VAT: Match not made in heaven
A first tier tribunal panel disagreed about whether dating services should be subject to VAT after the taxpayer claimed that her expert relationship advice constituted consultancy work.
It is an accepted fact that most business-to-consumer (B2C) services provided by a UK business are subject to VAT (if standard rated) because the general rule for B2C services is that it is all about where the supplier is based.
There are a number of exceptions to this rule, and one is that a range of services escape VAT if the customer is based outside the EU. In this case, the place of supply then depends on where the customer is based. The list of services that fall within this category is included in VAT Notice 741A, section 12. The relevant UK legislation is VATA1994, Sch 4A, para 16(2).
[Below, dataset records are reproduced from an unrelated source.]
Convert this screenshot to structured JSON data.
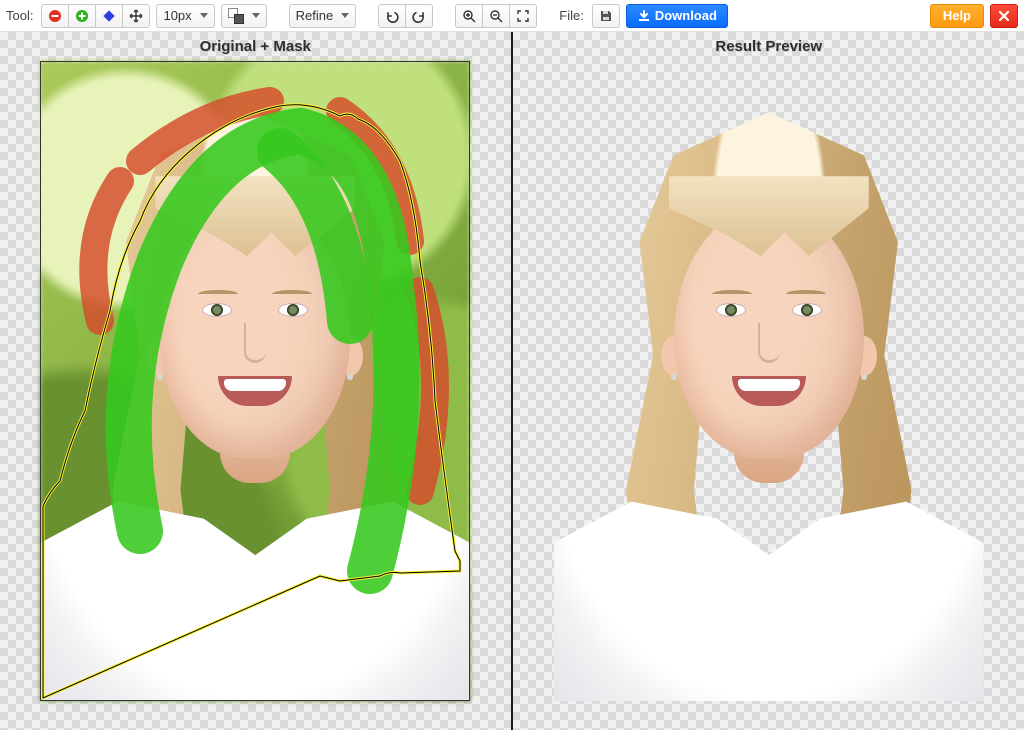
{
  "toolbar": {
    "tool_label": "Tool:",
    "file_label": "File:",
    "brush_size": "10px",
    "refine_label": "Refine",
    "download_label": "Download",
    "help_label": "Help"
  },
  "panels": {
    "left_title": "Original + Mask",
    "right_title": "Result Preview"
  },
  "icons": {
    "remove_bg": "remove-region-circle",
    "keep_fg": "keep-region-circle",
    "eraser_diamond": "eraser-diamond",
    "pan": "pan-cross",
    "color_fgbg": "fg-bg-swatch",
    "refine": "refine",
    "undo": "undo",
    "redo": "redo",
    "zoom_in": "zoom-in",
    "zoom_out": "zoom-out",
    "fit": "fit-screen",
    "save": "save-floppy",
    "download_arrow": "download-arrow",
    "close_x": "close-x"
  },
  "colors": {
    "remove_stroke": "#d64a2b",
    "keep_stroke": "#36c81e",
    "selection_outer": "#f9f13a",
    "selection_inner": "#000000",
    "download_btn": "#0a6cff",
    "help_btn": "#ff9a10",
    "close_btn": "#e62b1b"
  }
}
In the FTT case of Gray & Farrar International LLP (TC07457), the issue was whether the exclusive matchmaking services supplied to non-EU customers (all B2C) qualified as outside the scope of UK VAT under the legislation above.
The aim of the service was for a customer to be matched with a long-term partner and the taxpayer argued that the exclusive service provided by G&F included both information and expert advice and therefore qualified under Sch 4A para 16(2)(d):
“services of consultants, engineers, consultancy bureaux, lawyers, accountants and similar services, data processing and provision of information…”
The relevant words in this case are underlined.
A client could take up two different options with G&F:
This would guarantee at least eight introductions to potential partners in a 12-month period but only utilising people from the G&F database. The cost of this service was £15,000 plus VAT.
A lot of work was carried out by G&F to interview clients about their needs and personality, and to identify suitable partners. There was often a need to guide clients in the right direction and to manage their expectations.
Custom and Bespoke Service
This search process extended beyond G&F’s client base to find the eight introductions. The cost of this service varied between £25,000 and £140,000 plus VAT.
Nature of services
The driving force behind the business was Claire Sweetingham. The taxpayer argued that she gave “expert advice” based on a “high level of experience” in the dating industry. This advice continued after two potential partners had met, with the comment being that “counselling was part of the facilitating of a match becoming a happy long-term relationship.”
HMRC argued that the “advice supplied was no more than could have been given by a concerned friend” and was “common sense, not specialist or expert” (in other words, not consultancy). HMRC also highlighted that a lot of the work was carried out by supporting staff, who were not experts in the industry.
To show how difficult VAT can be in some cases, the decision was tied. Judge Wilkins concluded that the supply related to information and expert advice and therefore fell within Sch 4A para 16(2)(d). However, the tribunal chairman Judge Hellier disagreed and his casting vote decided the case. The appeal was therefore dismissed.
Judge Hellier felt that the role of the support staff could not be dismissed as insignificant and they were not providing either expertise or information, ie the services fell outside of Sch 4A para16(2)(d).
The challenge in such cases is to be aware that some services are not subject to UK VAT if supplied to a B2C customer who is based outside the EU. For example, if you complete a UK tax return for an American resident, then your fee will not be subject to VAT, as the place of supply is America.
The other important point is to understand that HMRC might challenge a taxpayer’s view about whether a service offers enough expertise to be categorised as ‘consultancy’. The case report defined consultancy as “giving of advice based on a high degree of expertise”. This could be a useful guide in other potential grey areas. When does a person become an expert in their field rather than, say, a specialist?